The punkish shouty Infinite Content is blunt and irritating, as is the next track, Infinite_Content, which recycles the same groan-inducing lyrics and repurposes them as a Wilco-style country-rock track. Both Infinite Content and Infinite_Content are skippable.
Good God Damn is a clumsy and unconvincing attempt at wearily seductive sleaze which, you can probably guess, Arcade Fire do not pull off. The clunky lyrics almost ruining the song's excellent, stripped-back and skeezy groove.
Lyrics are a problem throughout. Occasionally they hit the mark but mostly they're cringey and distracting.
The album highlight Creature Comfort is an indication, I think, of what the band were shooting for throughout but rarely hit.
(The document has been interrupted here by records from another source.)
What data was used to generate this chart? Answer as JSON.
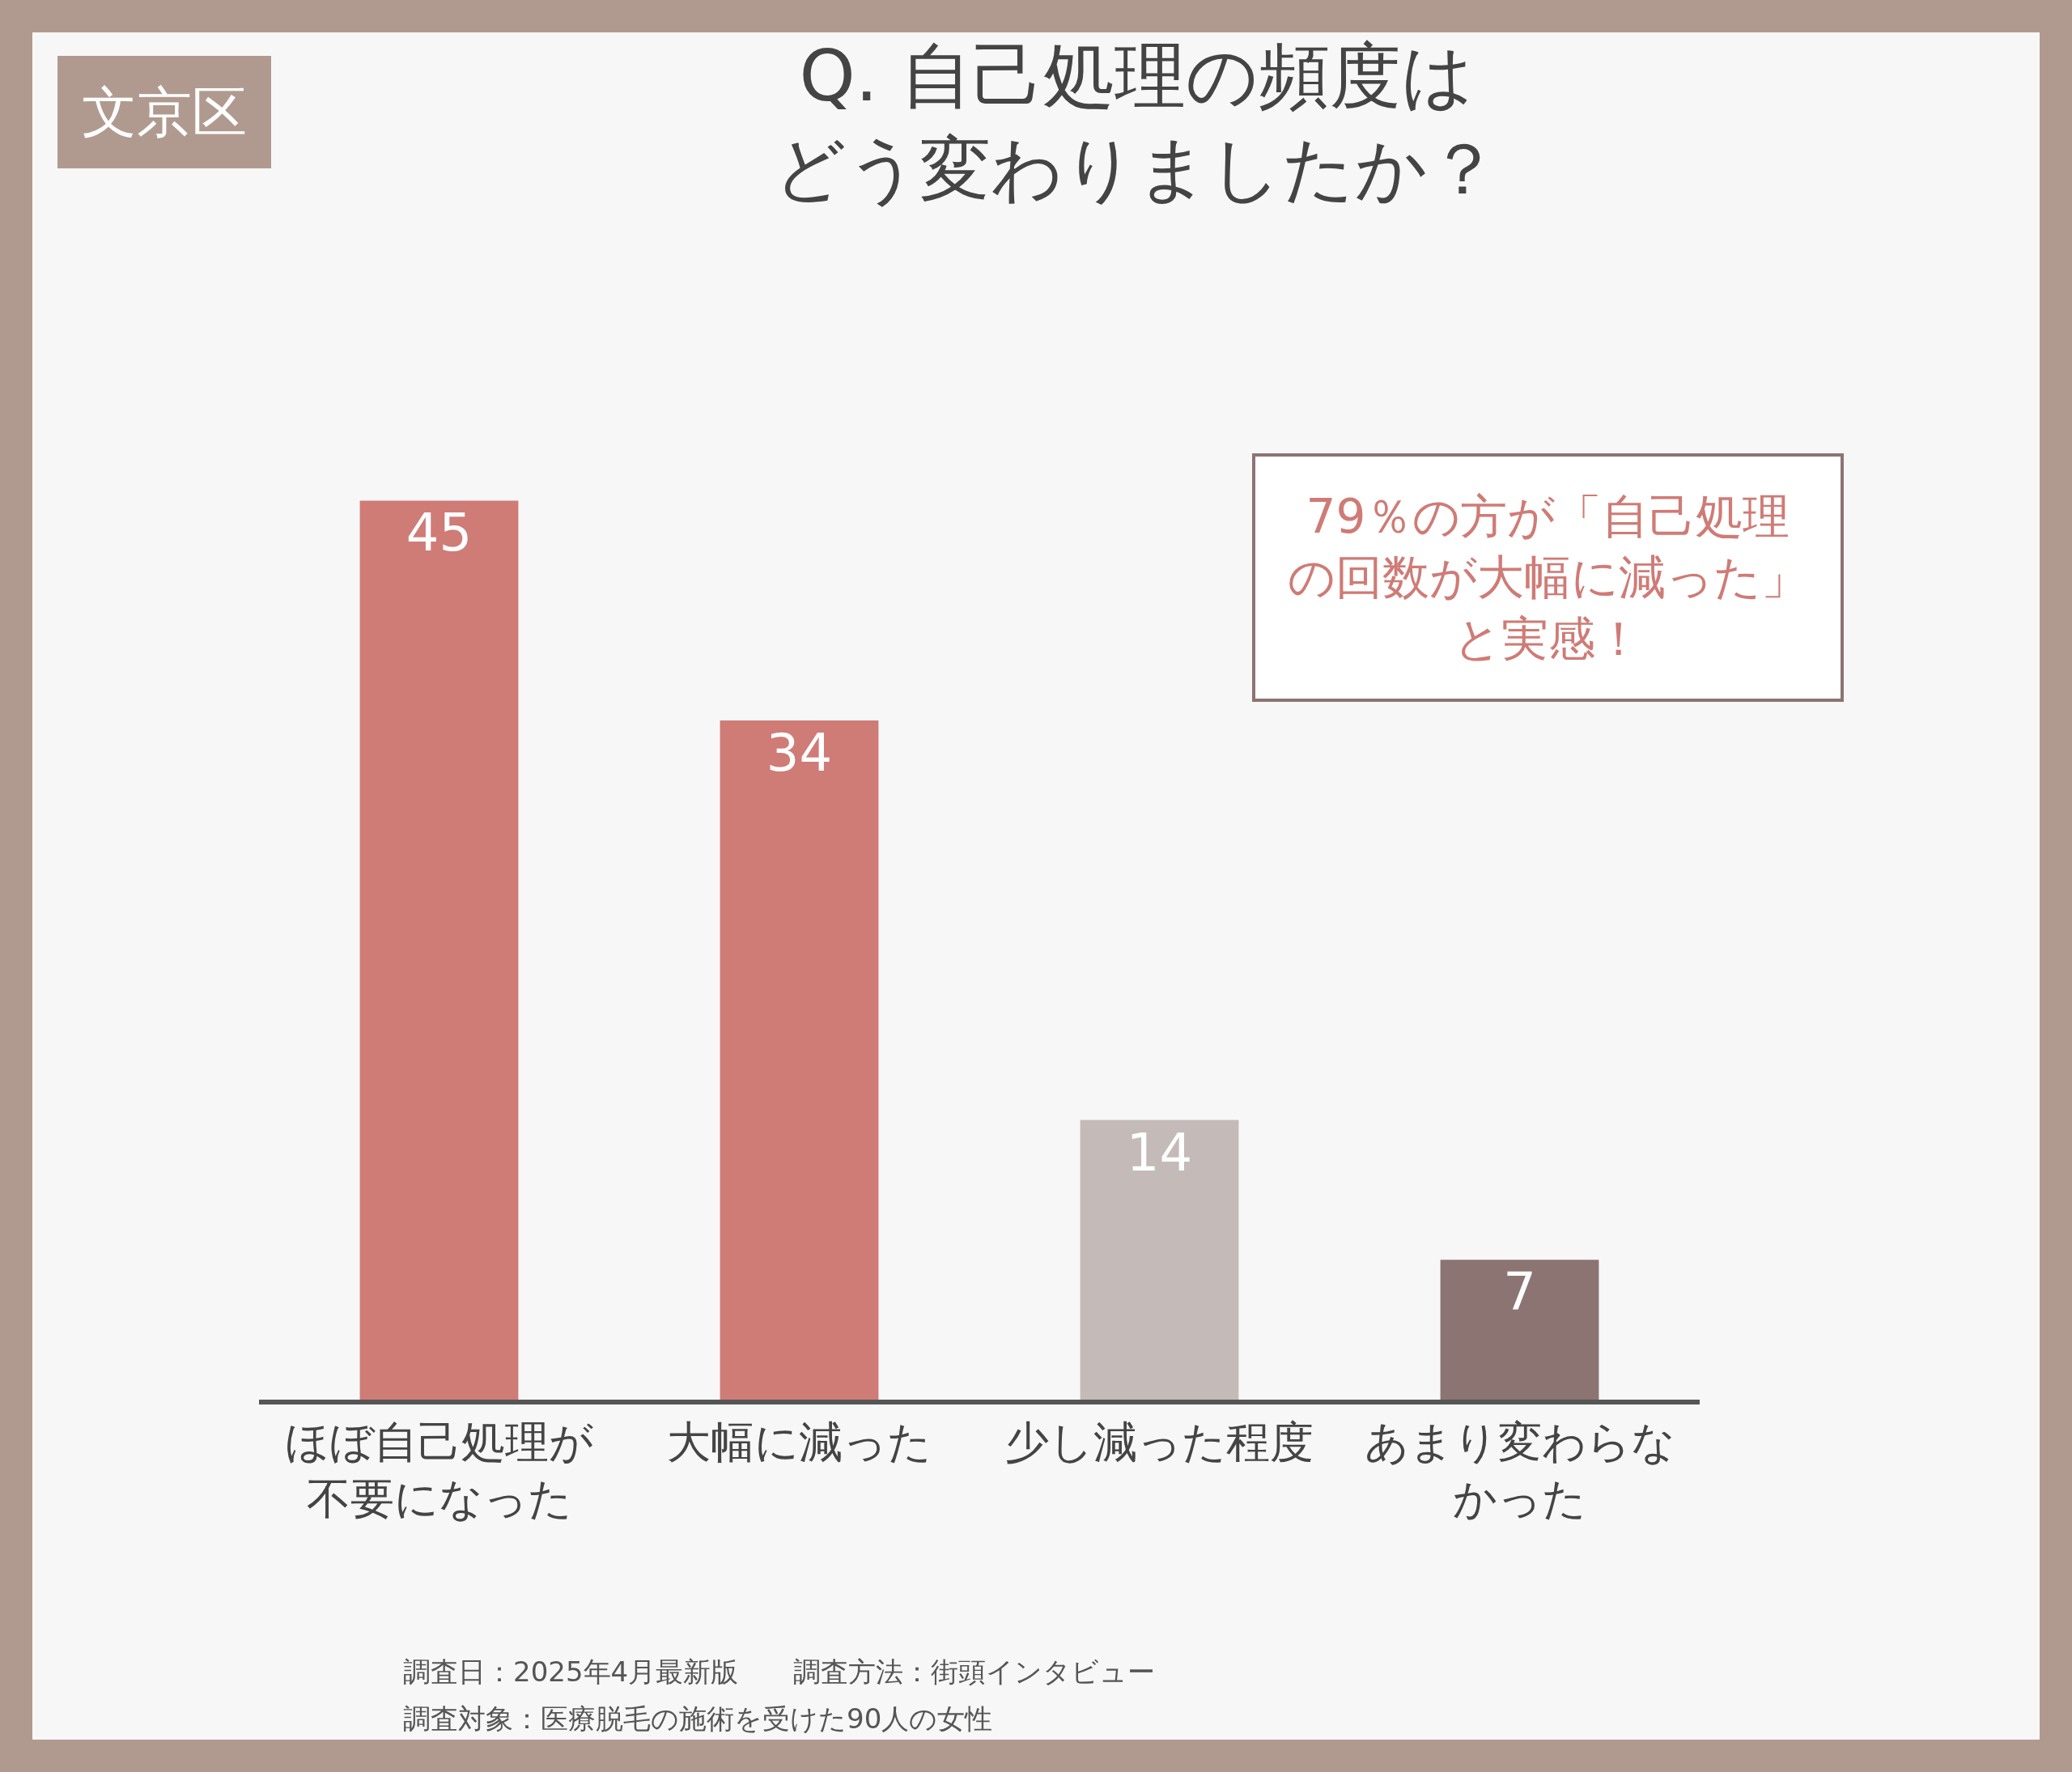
{
  "chart_data": {
    "type": "bar",
    "title": "Q. 自己処理の頻度はどう変わりましたか？",
    "categories": [
      "ほぼ自己処理が不要になった",
      "大幅に減った",
      "少し減った程度",
      "あまり変わらなかった"
    ],
    "values": [
      45,
      34,
      14,
      7
    ],
    "colors": [
      "#cf7b76",
      "#cf7b76",
      "#c4bab7",
      "#8c7472"
    ],
    "data_labels": true,
    "annotations": [
      "文京区",
      "79％の方が「自己処理の回数が大幅に減った」と実感！",
      "調査日：2025年4月最新版　　調査方法：街頭インタビュー",
      "調査対象：医療脱毛の施術を受けた90人の女性"
    ]
  }
}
Propelled by a simple and addictive synth bass, it's quickly infused with as much thrilling majesty as Arcade Fire can muster. The lyrics, which are about suicide, don't start well. But as the music swells behind him, vocalist Win Butler quickly hits a real emotion, building up to the raw admission, "it's not painless, she was a friend of mine".
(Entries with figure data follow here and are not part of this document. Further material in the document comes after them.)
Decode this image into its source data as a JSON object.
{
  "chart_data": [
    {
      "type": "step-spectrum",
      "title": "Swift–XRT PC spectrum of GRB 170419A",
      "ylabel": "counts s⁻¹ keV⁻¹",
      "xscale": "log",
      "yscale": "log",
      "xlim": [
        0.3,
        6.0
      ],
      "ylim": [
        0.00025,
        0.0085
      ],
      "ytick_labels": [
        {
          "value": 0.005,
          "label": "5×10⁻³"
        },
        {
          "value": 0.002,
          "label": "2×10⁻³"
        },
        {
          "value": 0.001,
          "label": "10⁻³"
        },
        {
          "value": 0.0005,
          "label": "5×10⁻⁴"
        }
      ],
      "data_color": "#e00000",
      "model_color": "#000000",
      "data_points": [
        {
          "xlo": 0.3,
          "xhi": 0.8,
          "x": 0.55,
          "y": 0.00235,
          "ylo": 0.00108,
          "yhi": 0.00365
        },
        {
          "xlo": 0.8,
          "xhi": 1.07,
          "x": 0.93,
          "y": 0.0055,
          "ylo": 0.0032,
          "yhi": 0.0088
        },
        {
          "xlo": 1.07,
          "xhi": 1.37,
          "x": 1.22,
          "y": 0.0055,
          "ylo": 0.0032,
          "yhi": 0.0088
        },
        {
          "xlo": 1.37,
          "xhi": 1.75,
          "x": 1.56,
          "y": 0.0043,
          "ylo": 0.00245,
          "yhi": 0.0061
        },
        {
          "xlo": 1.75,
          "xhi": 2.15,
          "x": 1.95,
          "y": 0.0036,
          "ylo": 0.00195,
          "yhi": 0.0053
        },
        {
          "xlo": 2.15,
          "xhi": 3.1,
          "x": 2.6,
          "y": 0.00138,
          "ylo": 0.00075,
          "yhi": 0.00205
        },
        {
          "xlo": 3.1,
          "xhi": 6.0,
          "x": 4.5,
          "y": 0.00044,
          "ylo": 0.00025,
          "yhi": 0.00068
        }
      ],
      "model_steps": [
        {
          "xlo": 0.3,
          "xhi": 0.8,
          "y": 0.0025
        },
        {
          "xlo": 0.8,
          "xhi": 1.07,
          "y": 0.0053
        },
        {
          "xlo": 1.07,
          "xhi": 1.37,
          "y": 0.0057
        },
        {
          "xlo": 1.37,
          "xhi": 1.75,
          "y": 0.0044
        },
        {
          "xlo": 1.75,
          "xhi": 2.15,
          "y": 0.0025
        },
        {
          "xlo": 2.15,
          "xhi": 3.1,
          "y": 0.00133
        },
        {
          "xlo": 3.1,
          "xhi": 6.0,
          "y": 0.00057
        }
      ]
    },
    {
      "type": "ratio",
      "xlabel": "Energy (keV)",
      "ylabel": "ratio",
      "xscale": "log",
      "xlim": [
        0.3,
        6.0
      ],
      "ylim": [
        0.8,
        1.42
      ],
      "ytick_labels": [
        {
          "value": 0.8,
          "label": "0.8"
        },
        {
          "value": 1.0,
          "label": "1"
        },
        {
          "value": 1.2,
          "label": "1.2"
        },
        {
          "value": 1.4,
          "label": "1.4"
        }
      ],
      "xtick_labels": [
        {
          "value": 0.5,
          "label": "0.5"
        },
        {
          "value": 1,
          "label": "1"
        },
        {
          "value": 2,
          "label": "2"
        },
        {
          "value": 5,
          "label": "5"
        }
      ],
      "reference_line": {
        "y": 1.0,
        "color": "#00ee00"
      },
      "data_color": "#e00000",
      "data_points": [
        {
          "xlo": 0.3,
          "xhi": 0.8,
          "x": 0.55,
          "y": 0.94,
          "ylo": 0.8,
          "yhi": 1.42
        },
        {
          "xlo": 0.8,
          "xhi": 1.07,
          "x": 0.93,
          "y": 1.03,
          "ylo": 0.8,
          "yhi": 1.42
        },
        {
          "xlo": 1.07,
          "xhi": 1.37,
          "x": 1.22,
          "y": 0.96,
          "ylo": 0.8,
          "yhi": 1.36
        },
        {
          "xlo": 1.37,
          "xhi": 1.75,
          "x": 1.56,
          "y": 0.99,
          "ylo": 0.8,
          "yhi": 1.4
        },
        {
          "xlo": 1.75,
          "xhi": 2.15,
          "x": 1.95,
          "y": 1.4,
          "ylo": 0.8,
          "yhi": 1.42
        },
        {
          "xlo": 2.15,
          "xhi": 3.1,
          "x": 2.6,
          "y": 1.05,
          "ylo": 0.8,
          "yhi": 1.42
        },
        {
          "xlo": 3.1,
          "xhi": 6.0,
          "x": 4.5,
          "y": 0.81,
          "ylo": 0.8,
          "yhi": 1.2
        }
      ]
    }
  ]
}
They get the chanted refrain right too, "On and on, I don't know what I want" and even nail the fade out "na-na-nas". It's heart-stirring stuff and highlights everything that's great about Arcade Fire.
That it's on the same album as some of their biggest missteps is a cruel irony, proving that having everything is not always a good thing.
Artist: Arcade Fire
Album: Everything Now
Label: Columbia
Verdict: Brilliant, baffingly bad and everything in between.